The issue was highlighted earlier this month when the California Department of Industrial Relations fined five Los Angeles-area grocery stores, all part of chains owned by Cincinnati, Ohio-based Kroger Co., a total of $104,380. The agency issued citations for violations including not updating workplace safety plans and training, failing to timely report COVID-19 deaths, and failing to install barriers between workers and customers. Kroger did not respond to requests for comment.

The citations came on the heels of the U.S. Occupational Safety and Health Administration’s announcement of an Oct. 13 public meeting about potential whistleblower violations in the health care and retail industries, mostly pertaining to COVID-19 complaints. Federal regulators say such overall whistleblower complaints have increased 30% this year, including a surge of more than 3,000 related to the pandemic. In California, most of Cal/OSHA’s inspections came from complaints, according to citation data.

“As with all businesses, grocery stores face the challenge of keeping pace with a proliferation of city, county and state regulation, legislation, and executive actions and ordinances,” said John Dony, Itasca, Illinois-based director of the Campbell Institute, which conducts research for the National Safety Council. “Grocery operations, which by nature tend to be multi-facility and span across numerous jurisdictional borders, face unique challenges in this regard.”

Eric Conn, Washington-based founding partner of Conn Maciel Carey LLP, said grocery stores, like health care settings, were forced to change business practices immediately in the pandemic as “they are as essential as it gets” and will continue to see new regulations.

“What they are doing is so vital to our nation,” he said, adding that the industry “has done extremely well in the crisis.”

“The industry was one of the first to get creative with engineering controls” such as building protective barriers between clerks and customers before federal regulators required them, he said. Yet, managing safety continues to be a “big challenge,” he added.

The challenge is federal regulators such as OSHA and the Centers for Disease Control and Prevention aren’t the only entities issuing regulations pertaining specifically to grocery stores.

In Los Angeles County, for example, ordinances introduced in recent months — calling for such practices as hygiene training and mandatory breaks — are piggybacking on those introduced by city governments in the county, as well as state and federal regulations, said Brian Casillas, an associate in the Los Angeles office of Fox Rothschild.

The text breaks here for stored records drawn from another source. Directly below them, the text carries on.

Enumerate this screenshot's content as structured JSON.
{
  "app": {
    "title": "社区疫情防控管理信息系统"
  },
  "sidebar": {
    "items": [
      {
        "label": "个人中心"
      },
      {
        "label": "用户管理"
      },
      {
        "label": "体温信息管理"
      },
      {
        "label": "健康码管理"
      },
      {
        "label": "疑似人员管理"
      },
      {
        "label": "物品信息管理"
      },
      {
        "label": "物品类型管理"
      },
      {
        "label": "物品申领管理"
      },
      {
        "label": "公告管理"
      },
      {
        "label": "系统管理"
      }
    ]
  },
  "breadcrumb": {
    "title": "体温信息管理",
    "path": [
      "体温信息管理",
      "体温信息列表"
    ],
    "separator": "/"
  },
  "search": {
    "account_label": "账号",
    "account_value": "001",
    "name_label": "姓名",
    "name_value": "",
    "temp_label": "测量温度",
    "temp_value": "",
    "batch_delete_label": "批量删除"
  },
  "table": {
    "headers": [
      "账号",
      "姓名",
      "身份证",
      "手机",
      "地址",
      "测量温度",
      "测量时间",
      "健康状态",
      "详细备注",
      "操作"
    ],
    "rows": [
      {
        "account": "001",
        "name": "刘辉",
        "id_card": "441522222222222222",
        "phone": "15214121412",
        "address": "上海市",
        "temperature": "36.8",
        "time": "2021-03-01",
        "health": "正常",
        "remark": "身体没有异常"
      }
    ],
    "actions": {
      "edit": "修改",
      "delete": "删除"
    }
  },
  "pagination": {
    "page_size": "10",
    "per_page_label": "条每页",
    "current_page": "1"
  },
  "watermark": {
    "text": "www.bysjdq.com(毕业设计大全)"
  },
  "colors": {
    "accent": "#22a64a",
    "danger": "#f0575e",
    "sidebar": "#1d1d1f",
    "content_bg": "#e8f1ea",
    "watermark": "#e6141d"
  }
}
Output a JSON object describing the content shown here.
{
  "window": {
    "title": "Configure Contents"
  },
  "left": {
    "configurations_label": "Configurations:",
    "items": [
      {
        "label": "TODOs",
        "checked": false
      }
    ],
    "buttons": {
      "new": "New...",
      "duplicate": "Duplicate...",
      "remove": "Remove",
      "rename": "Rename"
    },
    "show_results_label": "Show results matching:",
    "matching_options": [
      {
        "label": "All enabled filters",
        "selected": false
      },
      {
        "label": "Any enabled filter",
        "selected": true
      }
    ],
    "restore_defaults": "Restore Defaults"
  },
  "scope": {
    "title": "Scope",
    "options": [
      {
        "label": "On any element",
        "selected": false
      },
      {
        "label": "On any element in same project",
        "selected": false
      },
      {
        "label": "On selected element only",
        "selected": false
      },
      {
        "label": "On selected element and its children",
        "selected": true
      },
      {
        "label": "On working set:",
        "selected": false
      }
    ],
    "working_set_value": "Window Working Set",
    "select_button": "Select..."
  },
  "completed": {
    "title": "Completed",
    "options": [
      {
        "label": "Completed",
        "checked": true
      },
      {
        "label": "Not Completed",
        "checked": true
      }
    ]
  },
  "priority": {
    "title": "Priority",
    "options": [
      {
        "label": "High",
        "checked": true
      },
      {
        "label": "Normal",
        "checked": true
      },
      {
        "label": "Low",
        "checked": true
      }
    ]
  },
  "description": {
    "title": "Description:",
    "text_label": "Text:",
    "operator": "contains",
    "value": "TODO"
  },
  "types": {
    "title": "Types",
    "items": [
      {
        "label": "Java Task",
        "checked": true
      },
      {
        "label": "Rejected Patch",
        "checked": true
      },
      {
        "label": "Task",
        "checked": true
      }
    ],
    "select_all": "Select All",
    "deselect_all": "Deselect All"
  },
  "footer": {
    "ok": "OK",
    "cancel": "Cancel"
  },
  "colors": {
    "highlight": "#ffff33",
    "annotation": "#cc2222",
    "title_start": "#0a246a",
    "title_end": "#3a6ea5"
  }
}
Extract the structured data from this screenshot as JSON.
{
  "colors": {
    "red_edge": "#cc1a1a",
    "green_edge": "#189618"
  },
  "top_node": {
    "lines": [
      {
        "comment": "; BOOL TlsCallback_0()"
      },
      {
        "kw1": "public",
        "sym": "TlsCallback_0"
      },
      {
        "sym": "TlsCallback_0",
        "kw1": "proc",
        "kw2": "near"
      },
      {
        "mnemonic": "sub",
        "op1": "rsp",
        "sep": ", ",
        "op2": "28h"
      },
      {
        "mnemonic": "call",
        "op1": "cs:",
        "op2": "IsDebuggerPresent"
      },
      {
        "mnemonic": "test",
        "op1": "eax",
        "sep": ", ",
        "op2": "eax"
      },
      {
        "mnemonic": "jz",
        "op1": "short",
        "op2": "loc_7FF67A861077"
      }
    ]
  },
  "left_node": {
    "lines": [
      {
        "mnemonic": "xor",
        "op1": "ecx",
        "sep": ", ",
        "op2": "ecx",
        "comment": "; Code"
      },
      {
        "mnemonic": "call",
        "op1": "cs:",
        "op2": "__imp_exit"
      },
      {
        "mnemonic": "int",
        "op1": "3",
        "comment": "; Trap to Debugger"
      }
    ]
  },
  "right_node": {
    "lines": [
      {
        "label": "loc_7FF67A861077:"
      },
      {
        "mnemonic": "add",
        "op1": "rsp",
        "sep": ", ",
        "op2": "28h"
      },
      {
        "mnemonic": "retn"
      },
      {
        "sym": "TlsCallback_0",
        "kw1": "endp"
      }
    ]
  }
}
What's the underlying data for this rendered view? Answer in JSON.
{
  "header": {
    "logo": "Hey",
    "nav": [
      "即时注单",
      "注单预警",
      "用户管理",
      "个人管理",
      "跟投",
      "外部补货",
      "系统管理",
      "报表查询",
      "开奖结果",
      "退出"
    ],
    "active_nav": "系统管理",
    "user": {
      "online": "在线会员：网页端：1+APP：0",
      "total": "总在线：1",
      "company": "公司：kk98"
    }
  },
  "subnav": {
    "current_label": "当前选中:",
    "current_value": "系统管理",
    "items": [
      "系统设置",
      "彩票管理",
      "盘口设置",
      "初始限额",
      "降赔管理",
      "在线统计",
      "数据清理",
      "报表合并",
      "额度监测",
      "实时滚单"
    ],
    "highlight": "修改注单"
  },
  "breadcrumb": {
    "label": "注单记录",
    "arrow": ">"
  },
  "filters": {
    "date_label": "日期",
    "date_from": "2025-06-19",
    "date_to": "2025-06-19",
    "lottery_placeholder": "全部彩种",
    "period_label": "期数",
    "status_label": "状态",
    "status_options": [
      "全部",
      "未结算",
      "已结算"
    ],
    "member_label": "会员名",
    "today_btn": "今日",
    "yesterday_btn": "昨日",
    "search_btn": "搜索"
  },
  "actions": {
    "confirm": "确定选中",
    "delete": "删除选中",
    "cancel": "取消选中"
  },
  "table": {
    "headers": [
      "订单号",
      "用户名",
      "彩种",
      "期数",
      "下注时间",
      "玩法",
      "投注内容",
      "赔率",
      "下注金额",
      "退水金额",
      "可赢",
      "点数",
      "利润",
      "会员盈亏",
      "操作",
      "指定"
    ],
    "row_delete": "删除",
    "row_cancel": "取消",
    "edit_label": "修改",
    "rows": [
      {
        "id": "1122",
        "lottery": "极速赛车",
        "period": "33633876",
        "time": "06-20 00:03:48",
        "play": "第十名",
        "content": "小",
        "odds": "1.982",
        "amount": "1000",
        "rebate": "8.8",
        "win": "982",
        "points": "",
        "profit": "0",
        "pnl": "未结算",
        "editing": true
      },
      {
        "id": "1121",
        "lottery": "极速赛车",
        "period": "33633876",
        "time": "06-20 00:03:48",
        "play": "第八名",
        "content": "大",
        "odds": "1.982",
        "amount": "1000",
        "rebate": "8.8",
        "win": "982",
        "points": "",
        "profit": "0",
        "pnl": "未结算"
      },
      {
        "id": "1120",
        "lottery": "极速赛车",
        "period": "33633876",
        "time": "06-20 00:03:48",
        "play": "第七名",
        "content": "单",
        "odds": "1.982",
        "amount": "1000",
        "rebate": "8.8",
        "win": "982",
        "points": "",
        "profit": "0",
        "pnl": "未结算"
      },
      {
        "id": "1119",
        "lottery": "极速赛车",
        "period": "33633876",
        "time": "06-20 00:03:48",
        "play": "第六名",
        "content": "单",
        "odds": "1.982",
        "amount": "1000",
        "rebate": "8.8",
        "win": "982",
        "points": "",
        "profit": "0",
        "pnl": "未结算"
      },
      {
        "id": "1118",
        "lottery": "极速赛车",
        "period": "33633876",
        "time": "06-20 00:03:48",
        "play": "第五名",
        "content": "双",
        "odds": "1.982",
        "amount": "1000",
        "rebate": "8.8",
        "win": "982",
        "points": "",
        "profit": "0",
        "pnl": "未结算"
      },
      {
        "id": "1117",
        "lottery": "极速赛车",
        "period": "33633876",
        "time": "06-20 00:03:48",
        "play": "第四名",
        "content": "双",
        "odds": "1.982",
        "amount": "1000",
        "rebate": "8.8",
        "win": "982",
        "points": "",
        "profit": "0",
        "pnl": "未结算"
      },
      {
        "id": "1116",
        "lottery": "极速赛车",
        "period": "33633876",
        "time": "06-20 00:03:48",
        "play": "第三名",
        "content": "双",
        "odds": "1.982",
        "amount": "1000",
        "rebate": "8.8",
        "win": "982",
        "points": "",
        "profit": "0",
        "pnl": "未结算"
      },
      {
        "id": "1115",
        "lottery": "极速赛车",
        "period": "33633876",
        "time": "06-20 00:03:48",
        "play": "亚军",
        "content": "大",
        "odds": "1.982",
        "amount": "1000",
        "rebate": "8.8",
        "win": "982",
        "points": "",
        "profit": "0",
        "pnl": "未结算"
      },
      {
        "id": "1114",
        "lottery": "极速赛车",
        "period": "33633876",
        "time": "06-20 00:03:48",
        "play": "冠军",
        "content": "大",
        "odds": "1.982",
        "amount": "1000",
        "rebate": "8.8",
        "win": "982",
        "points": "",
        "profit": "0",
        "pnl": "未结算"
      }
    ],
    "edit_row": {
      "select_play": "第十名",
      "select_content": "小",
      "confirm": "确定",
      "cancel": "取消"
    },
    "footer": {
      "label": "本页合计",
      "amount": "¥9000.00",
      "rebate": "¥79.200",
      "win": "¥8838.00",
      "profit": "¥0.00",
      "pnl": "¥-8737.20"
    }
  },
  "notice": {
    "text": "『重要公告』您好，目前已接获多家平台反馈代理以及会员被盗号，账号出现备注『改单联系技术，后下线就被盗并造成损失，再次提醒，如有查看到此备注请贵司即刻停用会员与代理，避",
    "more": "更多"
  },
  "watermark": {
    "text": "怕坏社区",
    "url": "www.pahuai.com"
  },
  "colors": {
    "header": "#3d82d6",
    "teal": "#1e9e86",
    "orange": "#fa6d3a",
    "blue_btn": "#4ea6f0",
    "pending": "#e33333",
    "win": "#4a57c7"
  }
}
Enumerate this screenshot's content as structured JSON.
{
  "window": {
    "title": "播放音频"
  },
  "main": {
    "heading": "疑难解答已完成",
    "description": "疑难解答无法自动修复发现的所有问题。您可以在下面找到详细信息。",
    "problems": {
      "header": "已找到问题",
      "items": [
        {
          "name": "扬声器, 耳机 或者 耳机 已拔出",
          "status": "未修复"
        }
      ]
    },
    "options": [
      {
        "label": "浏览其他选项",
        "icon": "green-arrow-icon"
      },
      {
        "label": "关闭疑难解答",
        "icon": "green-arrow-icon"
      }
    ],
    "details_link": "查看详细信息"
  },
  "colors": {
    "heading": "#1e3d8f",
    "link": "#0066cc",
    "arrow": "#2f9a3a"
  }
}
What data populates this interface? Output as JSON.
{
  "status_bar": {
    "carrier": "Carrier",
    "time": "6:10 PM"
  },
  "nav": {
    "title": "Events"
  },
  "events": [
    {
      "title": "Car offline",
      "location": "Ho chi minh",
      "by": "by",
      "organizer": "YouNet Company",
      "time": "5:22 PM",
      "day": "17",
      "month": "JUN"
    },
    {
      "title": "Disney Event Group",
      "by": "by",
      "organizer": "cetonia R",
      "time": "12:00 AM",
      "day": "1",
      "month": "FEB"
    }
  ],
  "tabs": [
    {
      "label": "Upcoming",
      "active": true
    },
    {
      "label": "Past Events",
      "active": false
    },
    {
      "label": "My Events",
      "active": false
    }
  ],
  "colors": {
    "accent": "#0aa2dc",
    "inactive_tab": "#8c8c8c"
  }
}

“It’s difficult to know the ever-changing landscape. … The one thing we are advising clients is to have someone dedicated to pair up with legal counsel to sign up (for blogs and newsletters) for daily changes,” he said. “There’s a little bit of a lack of streamlining” with various requirements imposed by several governing bodies.

On top of compliance concerns, grocery stores continue to face issues such as personal protective equipment shortages, which have been experienced in other industries including health care, and environmental controls, such as managing customer practices in the store, Mr. Conn said. “The masks … that’s where we are seeing the surge in whistleblower activity,” he said, noting that some jurisdictions have tasked workers with making sure customers are wearing masks.

Enforcing such regulations can put workers in harm’s way, experts say.

Stores must “stay compliant with respect to their own workforce, but they must additionally adhere to regulations and/or guidance affecting interaction with the general public and their customers,” Mr. Dony said. “As we’ve seen, this has led to a number of instances of workplace violence, necessitating a re-focus on de-escalation training and other solutions.”